Wir sprühen, tupfen, reiben - und denken kaum daran: Wie wir uns parfümieren, verrät fast so viel über uns wie das Parfum selbst.

Das Gänseblümchen-Komplott
Parfum vorsichtig auf die Handgelenke und an den Hals tupfen

Nur die Handgelenke, der Hals und höchstens noch die Stelle hinter den Ohren bekommen eine zaghafte Dosis Parfum ab, und das auch nur vorsichtig getupft? Bei dieser Art, sich zu parfümieren, steht nicht die üppige Rose Patin - sondern das bescheidene Maßliebchen. Die Parfümierte kleckert lieber, bevor sie klotzt, denn der dekorative Flakon war teuer und soll möglichst lange halten. Sie hat ja auch recht: Neben Druckertinte und Champagner gehört Parfum zu den kostbarsten Flüssigkeiten der Welt.

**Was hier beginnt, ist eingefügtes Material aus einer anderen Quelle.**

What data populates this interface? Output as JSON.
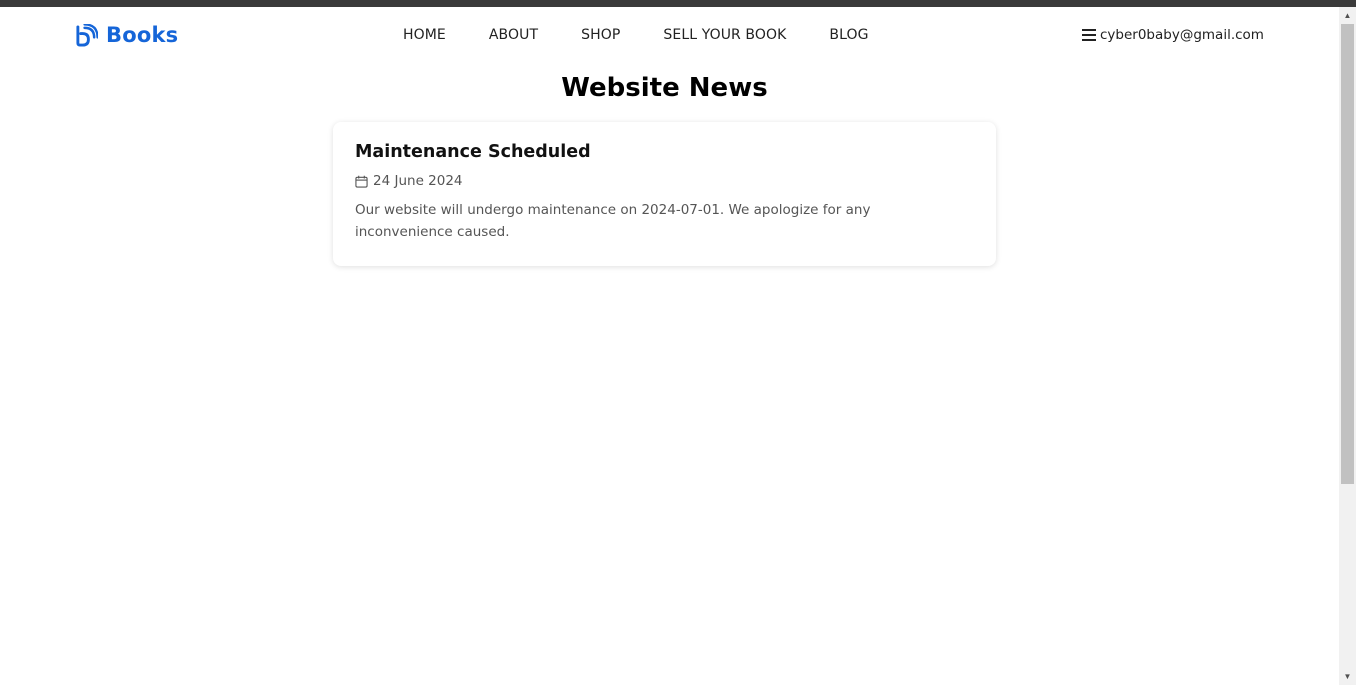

Aber schenkt man Champagner deswegen in Fingerhüten aus oder druckt pro Seite nur einen Buchstaben? Wer so dünn aufträgt, spart am falschen Ende. Luxus will schwelgerisch genossen werden. Und Duften ist eine Investition, die sich auszahlt! Eine ertragreiche Anlage für diesen Dufttyp wäre ein fruchtig-frisches Parfum wie »Marry me!« von Lanvin.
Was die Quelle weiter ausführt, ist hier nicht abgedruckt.